I will agree with my fellow commenters about Catman. He’s great in Secret Six and if given a chance here, could have had a valiant showing. The lines were terrible…the death more so…
Brian and Ragnell..thank you for thinking out of the box..I didn’t even think of that and it is genius… which means DC probably never considered putting Batwing anywhere near this book…
by Daryll B. June 18th, 2011 at 16:41 --reply@Greg: I keep forgetting that Freedom Beast is dead. It’s like–he was super underused, right? ComicbookDB seems to bear that out. So why even bother killing him? He doesn’t have some secret nest of fans that’ll get upset and rush out to buy the book. Shoot, I bet he doesn’t have a secret nest of fans at all.

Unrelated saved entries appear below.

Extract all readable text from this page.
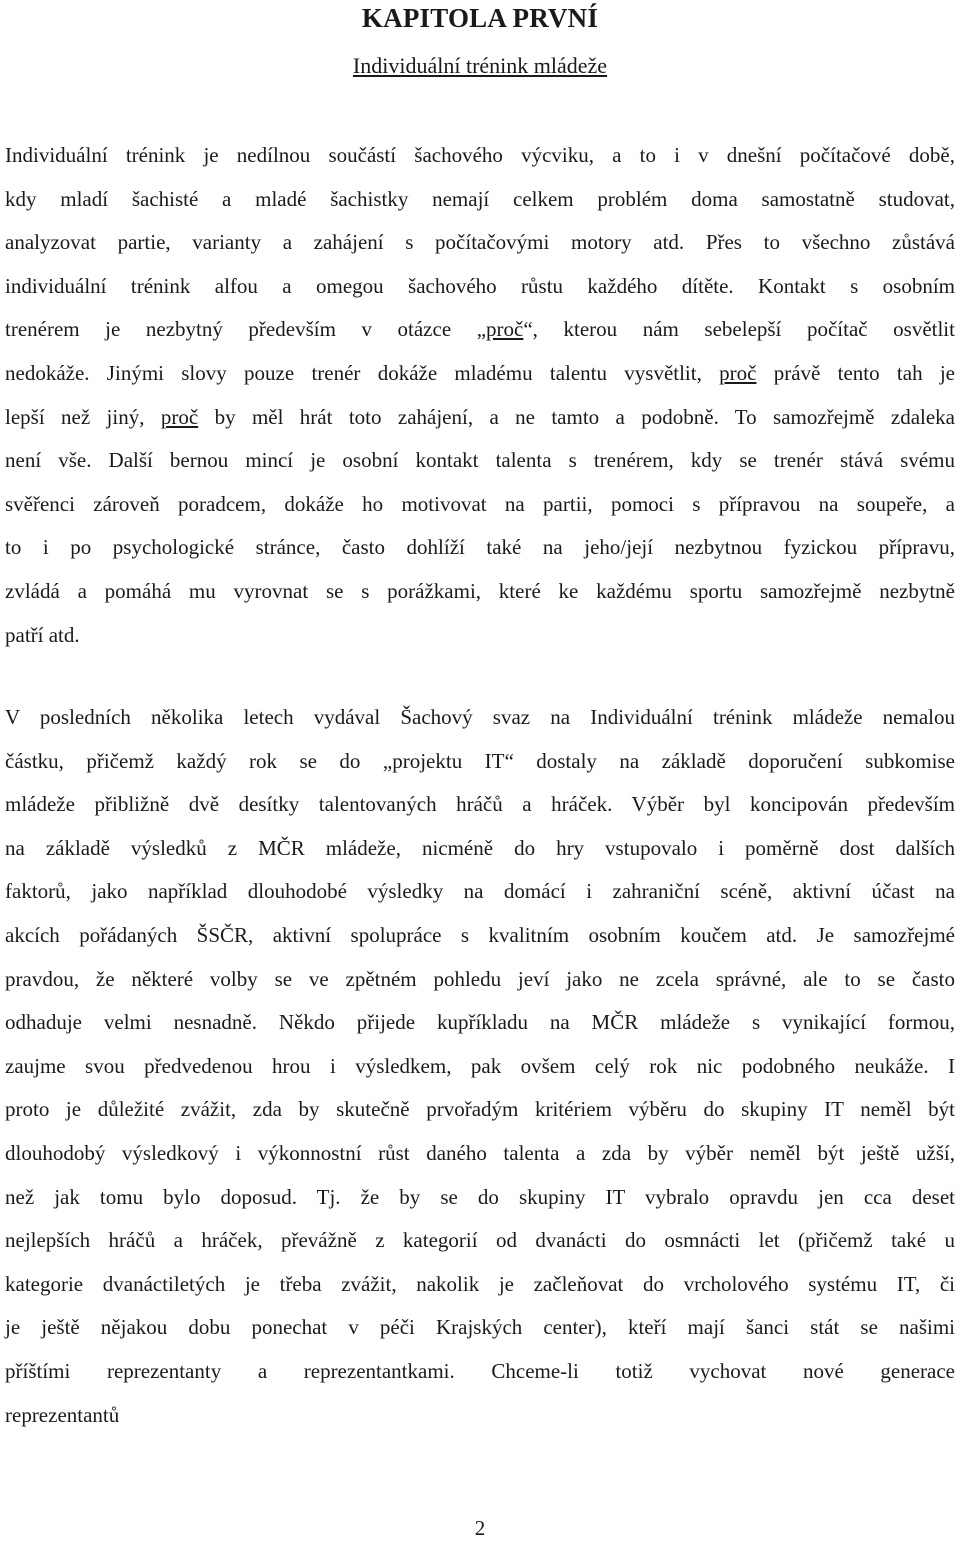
KAPITOLA PRVNÍ
Individuální trénink mládeže
Individuální trénink je nedílnou součástí šachového výcviku, a to i v dnešní počítačové době,
kdy mladí šachisté a mladé šachistky nemají celkem problém doma samostatně studovat,
analyzovat partie, varianty a zahájení s počítačovými motory atd. Přes to všechno zůstává
individuální trénink alfou a omegou šachového růstu každého dítěte. Kontakt s osobním
trenérem je nezbytný především v otázce „proč“, kterou nám sebelepší počítač osvětlit
nedokáže. Jinými slovy pouze trenér dokáže mladému talentu vysvětlit, proč právě tento tah je
lepší než jiný, proč by měl hrát toto zahájení, a ne tamto a podobně. To samozřejmě zdaleka
není vše. Další bernou mincí je osobní kontakt talenta s trenérem, kdy se trenér stává svému
svěřenci zároveň poradcem, dokáže ho motivovat na partii, pomoci s přípravou na soupeře, a
to i po psychologické stránce, často dohlíží také na jeho/její nezbytnou fyzickou přípravu,
zvládá a pomáhá mu vyrovnat se s porážkami, které ke každému sportu samozřejmě nezbytně
patří atd.
V posledních několika letech vydával Šachový svaz na Individuální trénink mládeže nemalou
částku, přičemž každý rok se do „projektu IT“ dostaly na základě doporučení subkomise
mládeže přibližně dvě desítky talentovaných hráčů a hráček. Výběr byl koncipován především
na základě výsledků z MČR mládeže, nicméně do hry vstupovalo i poměrně dost dalších
faktorů, jako například dlouhodobé výsledky na domácí i zahraniční scéně, aktivní účast na
akcích pořádaných ŠSČR, aktivní spolupráce s kvalitním osobním koučem atd. Je samozřejmé
pravdou, že některé volby se ve zpětném pohledu jeví jako ne zcela správné, ale to se často
odhaduje velmi nesnadně. Někdo přijede kupříkladu na MČR mládeže s vynikající formou,
zaujme svou předvedenou hrou i výsledkem, pak ovšem celý rok nic podobného neukáže. I
proto je důležité zvážit, zda by skutečně prvořadým kritériem výběru do skupiny IT neměl být
dlouhodobý výsledkový i výkonnostní růst daného talenta a zda by výběr neměl být ještě užší,
než jak tomu bylo doposud. Tj. že by se do skupiny IT vybralo opravdu jen cca deset
nejlepších hráčů a hráček, převážně z kategorií od dvanácti do osmnácti let (přičemž také u
kategorie dvanáctiletých je třeba zvážit, nakolik je začleňovat do vrcholového systému IT, či
je ještě nějakou dobu ponechat v péči Krajských center), kteří mají šanci stát se našimi
příštími reprezentanty a reprezentantkami. Chceme-li totiž vychovat nové generace
reprezentantů
2
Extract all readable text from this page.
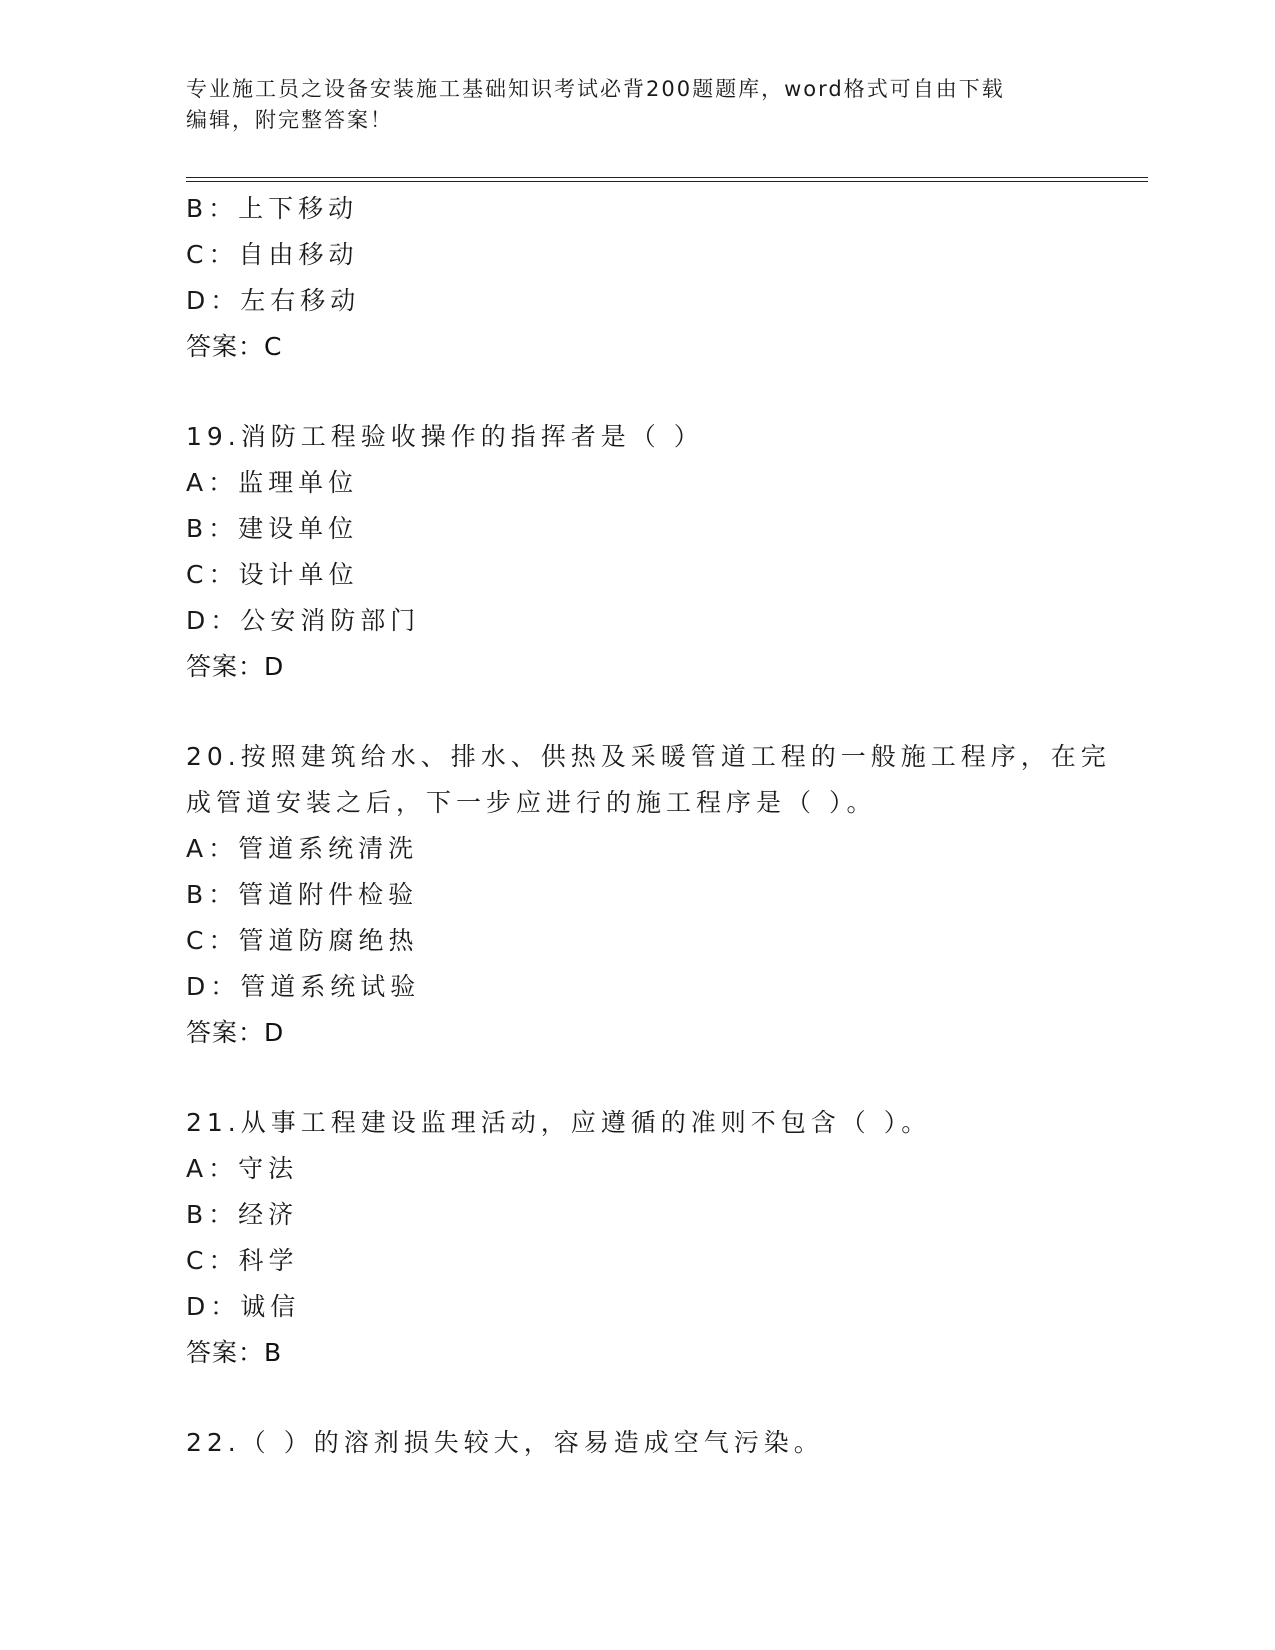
专业施工员之设备安装施工基础知识考试必背200题题库，word格式可自由下载
编辑，附完整答案！
B：上下移动
C：自由移动
D：左右移动
答案：C
19.消防工程验收操作的指挥者是（ ）
A：监理单位
B：建设单位
C：设计单位
D：公安消防部门
答案：D
20.按照建筑给水、排水、供热及采暖管道工程的一般施工程序，在完
成管道安装之后，下一步应进行的施工程序是（ ）。
A：管道系统清洗
B：管道附件检验
C：管道防腐绝热
D：管道系统试验
答案：D
21.从事工程建设监理活动，应遵循的准则不包含（ ）。
A：守法
B：经济
C：科学
D：诚信
答案：B
22.（ ）的溶剂损失较大，容易造成空气污染。
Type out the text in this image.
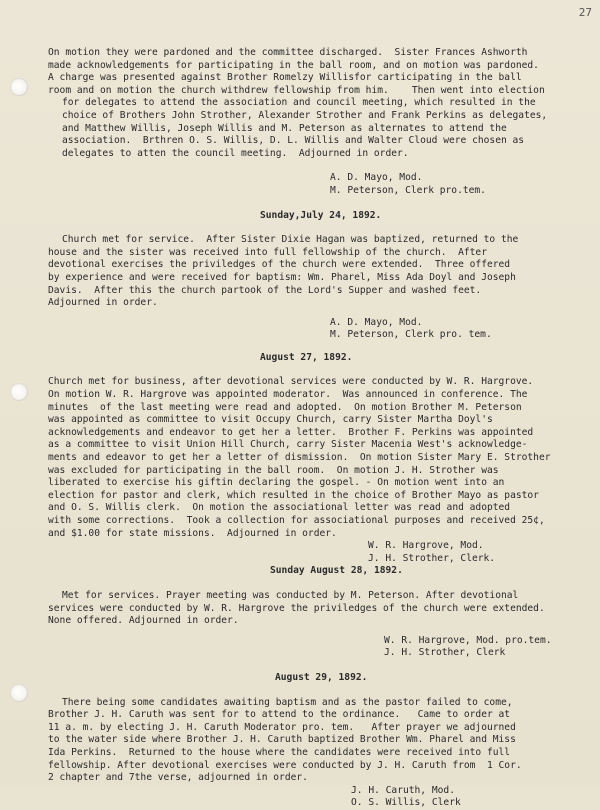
27
On motion they were pardoned and the committee discharged.  Sister Frances Ashworth
made acknowledgements for participating in the ball room, and on motion was pardoned.
A charge was presented against Brother Romelzy Willisfor carticipating in the ball
room and on motion the church withdrew fellowship from him.    Then went into election
for delegates to attend the association and council meeting, which resulted in the
choice of Brothers John Strother, Alexander Strother and Frank Perkins as delegates,
and Matthew Willis, Joseph Willis and M. Peterson as alternates to attend the
association.  Brthren O. S. Willis, D. L. Willis and Walter Cloud were chosen as
delegates to atten the council meeting.  Adjourned in order.
A. D. Mayo, Mod.
M. Peterson, Clerk pro.tem.
Sunday,July 24, 1892.
Church met for service.  After Sister Dixie Hagan was baptized, returned to the
house and the sister was received into full fellowship of the church.  After
devotional exercises the priviledges of the church were extended.  Three offered
by experience and were received for baptism: Wm. Pharel, Miss Ada Doyl and Joseph
Davis.  After this the church partook of the Lord's Supper and washed feet.
Adjourned in order.
A. D. Mayo, Mod.
M. Peterson, Clerk pro. tem.
August 27, 1892.
Church met for business, after devotional services were conducted by W. R. Hargrove.
On motion W. R. Hargrove was appointed moderator.  Was announced in conference. The
minutes  of the last meeting were read and adopted.  On motion Brother M. Peterson
was appointed as committee to visit Occupy Church, carry Sister Martha Doyl's
acknowledgements and endeavor to get her a letter.  Brother F. Perkins was appointed
as a committee to visit Union Hill Church, carry Sister Macenia West's acknowledge-
ments and edeavor to get her a letter of dismission.  On motion Sister Mary E. Strother
was excluded for participating in the ball room.  On motion J. H. Strother was
liberated to exercise his giftin declaring the gospel. - On motion went into an
election for pastor and clerk, which resulted in the choice of Brother Mayo as pastor
and O. S. Willis clerk.  On motion the associational letter was read and adopted
with some corrections.  Took a collection for associational purposes and received 25¢,
and $1.00 for state missions.  Adjourned in order.
W. R. Hargrove, Mod.
J. H. Strother, Clerk.
Sunday August 28, 1892.
Met for services. Prayer meeting was conducted by M. Peterson. After devotional
services were conducted by W. R. Hargrove the priviledges of the church were extended.
None offered. Adjourned in order.
W. R. Hargrove, Mod. pro.tem.
J. H. Strother, Clerk
August 29, 1892.
There being some candidates awaiting baptism and as the pastor failed to come,
Brother J. H. Caruth was sent for to attend to the ordinance.   Came to order at
11 a. m. by electing J. H. Caruth Moderator pro. tem.   After prayer we adjourned
to the water side where Brother J. H. Caruth baptized Brother Wm. Pharel and Miss
Ida Perkins.  Returned to the house where the candidates were received into full
fellowship. After devotional exercises were conducted by J. H. Caruth from  1 Cor.
2 chapter and 7the verse, adjourned in order.
J. H. Caruth, Mod.
O. S. Willis, Clerk
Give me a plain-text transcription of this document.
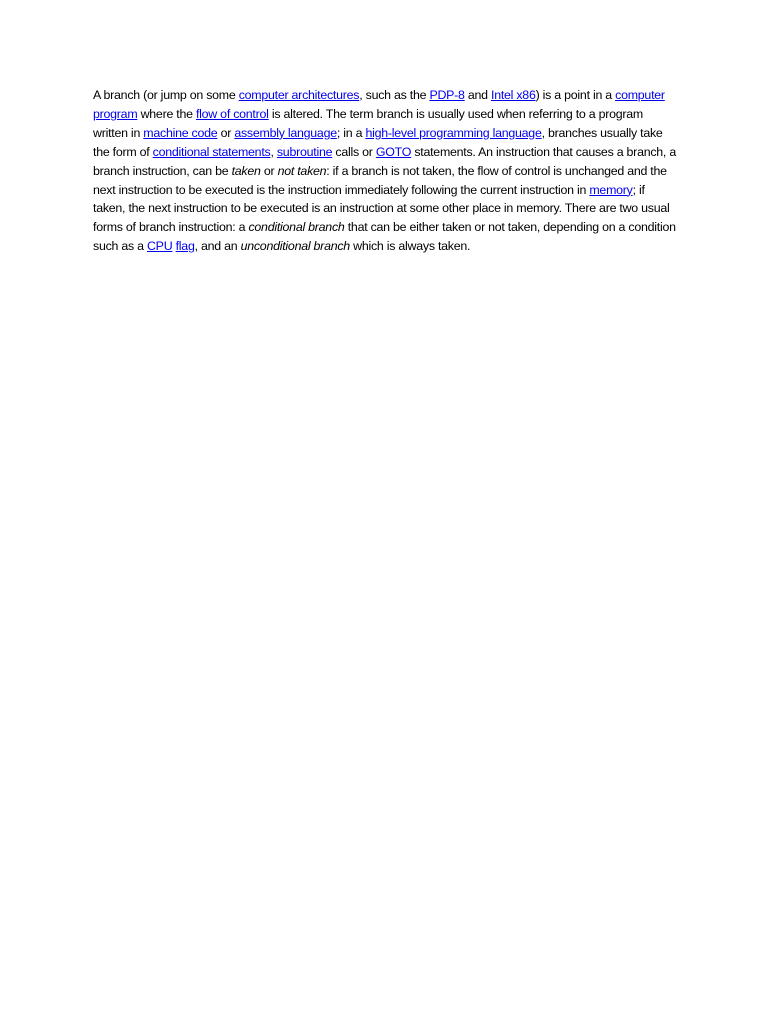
A branch (or jump on some computer architectures, such as the PDP-8 and Intel x86) is a point in a computer program where the flow of control is altered. The term branch is usually used when referring to a program written in machine code or assembly language; in a high-level programming language, branches usually take the form of conditional statements, subroutine calls or GOTO statements. An instruction that causes a branch, a branch instruction, can be taken or not taken: if a branch is not taken, the flow of control is unchanged and the next instruction to be executed is the instruction immediately following the current instruction in memory; if taken, the next instruction to be executed is an instruction at some other place in memory. There are two usual forms of branch instruction: a conditional branch that can be either taken or not taken, depending on a condition such as a CPU flag, and an unconditional branch which is always taken.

@Hardcastle McCormick: Ennis is interesting. I come down on the side of his stories involving racial issues/politics being pretty good in general, I think in part because he doesn’t bother teaching. He sorta expects you to make that leap yourself, is the feeling that I get. I mean, “racism is bad” is like, basic level “Being A Human Being 101” stuff. Ennis’s scale is so often on the micro–how we relate to one another, how authority relates to a specific representative of us, how hate burns–that teaching is almost out of his wheelhouse. He’s on too small a scale to preach, beyond the preaching inherent in representing every type of person as being a real/realistic person, rather than a base stereotype.
I need to reread that part of Hitman. It’s been ages. “I am an African” is definitely a reasonable thing to say in certain situations (speaking about the African diaspora, talking about a country’s place in the politics of the area, etc etc) but I don’t remember the context, so I can’t judge that quote, really.
It’s sorta like how I’m an American, but as a Georgian, I’ve got only certain things in common with Californians. The scale’s completely different, of course, but that’s the closest analogy I got at this hour.
@Dan Coyle: It probably is. The only other good Grodd stories I can think of are the Grant Morrison/Ed McGuinness JLA: Classified story and Johns’s run on Flash.
Also, I know you hate Geoff Johns and Bendis or whoever, but seriously: it’s annoying and I don’t care. Leave it out.
@C: You’re right–the thirst for self destruction is a good angle. A great idea, even. It’s just so clumsily handled that I found myself apathetic at best and openly mocking at worst. He comes off like Alan Moore’s Weeping Gorilla.
@David Bitterbaum: I liked that one, too. Azz is good and Risso is a monster.
@Daryll B.: Nah, I don’t like Catman as a concept, and I like Secret Six even less. Thanks though.
by david brothers June 19th, 2011 at 02:07 --replyI always imagined there were people who disliked Secret Six, but never before encountered one in the wild.
by Tim O'Neil June 19th, 2011 at 11:05 --replyI’m really not sure what’s great about Secret Six. I picked up a copy and it seemed to be a lot of “who’s fucking who in Gail Simone’s sandbox”.
by D. Druid June 19th, 2011 at 12:20 --replyI liked the concept of Grodd as Alexander with a death wish, finding no joy in each conquest, but just constantly moving forward in the hope sof either finding the one who will manage to kill him or destroying everything.
I just wish it had been written in a comic that didn’t suck as badly as this one did.
by Prodigal June 20th, 2011 at 09:10 --replyI haven’t read this book and I won’t spend my money on it but, after reading these comments I had two thoughts:
“As this Gorilla gently weeps…”
And
Catman wears a tie now. Ties are cool.
I blame being up for 23hours for this.